These NN results are similar. They're just approximations, and their best use IMO is feeding them straight into a tool that improves their accuracy and gives you known error bounds. The chief advantage is the speed with which you can obtain results, and the fact that the speed transfers when used as an initialization elsewhere is a very happy surprise.

> generate meshes directly

The status quo isn't bad for that for most classes of problems. For small, simple problems you'd never use a PINN. For large, complicated problems, classical techniques are so slow that the overhead of just sampling NN output to uncover the mesh isn't a huge problem. It's the in-between cases where you might want something smarter. I've seen a few papers and a few problems, but it doesn't look like there's a lot of interest. I'm not sure why, but collecting a few of those problems, trying to come up with real-world use cases where you'd need to solve tens of thousands or more of them (to make the PINN training worth it), and then using that as the backdrop for your project is probably the first direction I'd take if I had to work on that middle ground.

> any hints?

Let the NN do NN stuff. Expensively transform bulk data into a model that can much more cheaply approximate that data. PINNs use gradient information to replace most of that data (relying, then, on low sample counts of experimental or synthesized data). However you do it, the goal is to distill something expensive and messy into a model and then use the model to do something. Nobody has good error tracking via NNs, so don't use the NNs for that; use the NNs to feed data into a tool with good error tracking. Similarly with any other hard criterion.

what a well-written response. thank you.

may I ask which applications your work involve? your comments exhibit an exceptionally deep level of knowledge. As I mentioned in another comment, I am aware of some major authors' works (and was in the same research group at a point) but you exhibit a level of understanding uncommon even among those specialists.

Thank you!

As far as I can tell, PINNs are promising and an active research area, but they are also young and far from being as widely adopted as finite element methods (at least that's my experience academic environments).

I do see great improvements are being made both on the performance level but also on the applications.

One aspect I didn't discuss in the post is the use for inverse solution search, where you fit experimental data to your equation, and where your parameters and your initial conditions can also be trainable parameters. This has great potential to improve the methodology of experimental results analysis.

> Are PINNs the current state of the art in ML methods for solving PDEs? What are their limitations?

I guess in a way they are.
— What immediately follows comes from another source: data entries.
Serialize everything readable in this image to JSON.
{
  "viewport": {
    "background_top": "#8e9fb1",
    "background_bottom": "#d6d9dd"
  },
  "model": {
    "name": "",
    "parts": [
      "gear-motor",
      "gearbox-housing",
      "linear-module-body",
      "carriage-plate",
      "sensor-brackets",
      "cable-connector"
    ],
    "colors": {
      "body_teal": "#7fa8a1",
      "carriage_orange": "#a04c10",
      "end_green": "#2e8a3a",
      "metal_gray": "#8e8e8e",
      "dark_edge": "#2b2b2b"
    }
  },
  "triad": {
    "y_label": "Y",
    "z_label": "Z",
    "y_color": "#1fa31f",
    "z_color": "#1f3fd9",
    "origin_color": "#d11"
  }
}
They aren't new, they have been around since the 90s [1]. The problem with them is, you typically need to train them on a specific problem (boundary conditions, domain, equation, PDE coefficients etc). Compared to a traditional solver, the training is much slower, and on top of that the results are typically much less accurate. The PDE + NN community has a bit of a problem dealing with this in general [2], there are tons of papers that make NNs look much better at solving PDEs than they are compared to traditional solvers.

[1] https://www.cs.uoi.gr/~lagaris/papers/TNN-LLF.pdf

[2] https://www.nature.com/articles/s42256-024-00897-5